New age of genome editing could lead to cure for sickle cell anemia
UNSW Australia researchers have shown that changing just a single letter of the DNA of human red blood cells in the laboratory increases their production of oxygen-carrying haemoglobin - a world-first advance that could lead to a cure for sickle cell anaemia and other blood disorders.
The new genome editing technique, in which a beneficial, naturally-occurring genetic mutation is introduced into cells, works by switching on a sleeping gene that is active in the womb but turned off in most people after birth.
"An exciting new age of genome editing is beginning, now that single genes within our vast genome can be precisely cut and repaired," says study leader, Dean of Science at UNSW, Professor Merlin Crossley.
"Our laboratory study provides a proof of concept that changing just one letter of DNA in a gene could alleviate the symptoms of sickle cell anaemia and thalassaemia - inherited diseases in which people have damaged haemoglobin.
"Because the good genetic variation we introduced already exists in nature, this approach should be effective and safe. However more research is needed before it can be tested in people as a possible cure for serious blood diseases."
The study, by Professor Crossley, UNSW PhD student Beeke Wienert, and colleagues, is published in the journal Nature Communications.
People produce two different kinds of haemoglobin - the vital molecule that picks up oxygen in the lungs and transports it around the body.
"During development in the womb, the foetal haemoglobin gene is switched on. This produces foetal haemoglobin, which has a high affinity for oxygen, allowing the baby to snatch oxygen from its mother's blood," says Professor Crossley.
"After we are born, the foetal haemoglobin gene is shut off and the adult haemoglobin gene is switched on."
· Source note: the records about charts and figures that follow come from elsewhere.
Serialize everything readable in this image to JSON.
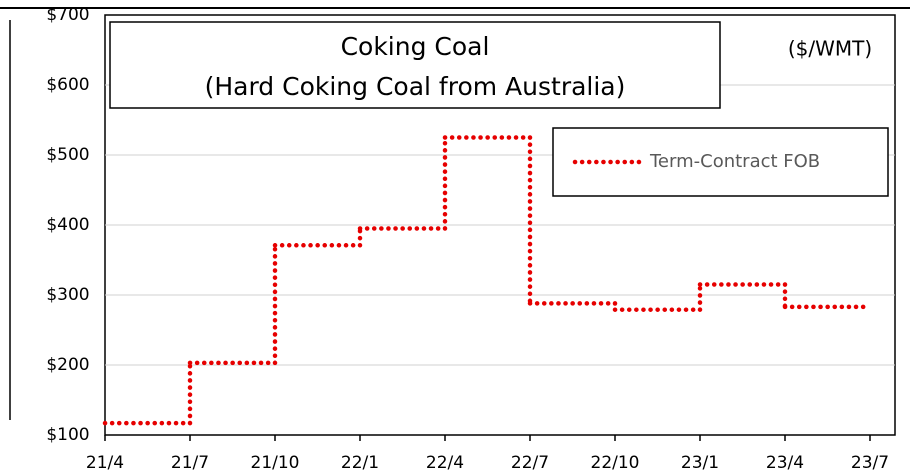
{
  "chart_data": {
    "type": "step",
    "title": "Coking Coal",
    "subtitle": "(Hard Coking Coal from Australia)",
    "unit_label": "($/WMT)",
    "categories": [
      "21/4",
      "21/7",
      "21/10",
      "22/1",
      "22/4",
      "22/7",
      "22/10",
      "23/1",
      "23/4",
      "23/7"
    ],
    "series": [
      {
        "name": "Term-Contract FOB",
        "color": "#e60000",
        "values": [
          117,
          203,
          371,
          395,
          525,
          288,
          279,
          315,
          283,
          null
        ]
      }
    ],
    "ylim": [
      100,
      700
    ],
    "yticks": [
      {
        "value": 100,
        "label": "$100"
      },
      {
        "value": 200,
        "label": "$200"
      },
      {
        "value": 300,
        "label": "$300"
      },
      {
        "value": 400,
        "label": "$400"
      },
      {
        "value": 500,
        "label": "$500"
      },
      {
        "value": 600,
        "label": "$600"
      },
      {
        "value": 700,
        "label": "$700"
      }
    ],
    "grid": true,
    "legend": "upper right"
  }
}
Mutations affecting adult haemoglobin are among the most common of all human genetic mutations, with about five per cent of the world's population carrying a defective adult haemoglobin gene.
People who inherit two mutant genes - one from their mother and one from their father - have damaged haemoglobin and suffer from life-threatening diseases such as sickle cell anaemia and thalassaemia, which require life-long treatment with blood transfusions and medication.
The researchers based their new approach on the fact that a small number of people with damaged adult haemoglobin have an additional, beneficial mutation in the foetal haemoglobin gene.
"This good mutation keeps their foetal haemoglobin gene switched on for the whole of their lives, and reduces their symptoms significantly," says Professor Crossley.
The researchers introduced this single-letter mutation into human red blood cells using genome-editing proteins known as TALENs, which can be designed to cut a gene at a specific point, as well as providing the desired piece of donor DNA for insertion.
"Breaks in DNA can be lethal to cells, so they have in-built machinery to repair any nicks as soon as possible, by grabbing any spare DNA that seems to match - much like you might darn a red sock with any spare red wool lying around," says Professor Crossley.
"We exploited this effect. When our genome editing protein cuts the DNA, the cell quickly replaces it with the donor DNA that we have also provided."
The team includes researchers from UNSW, the University of Sydney, the University of Melbourne, Murdoch Childrens Research Institute, and Stanford University.
If the genome-editing technique is shown to work effectively in blood stem cells and be safe, it would offer significant advantages over other approaches, such as conventional gene therapy, in which viruses are used to ferry healthy genes into a cell to replace the defective ones.
The genetic changes to cells would not be inherited, making the approach very different to recent controversial Chinese research in which the DNA of human embryos was altered.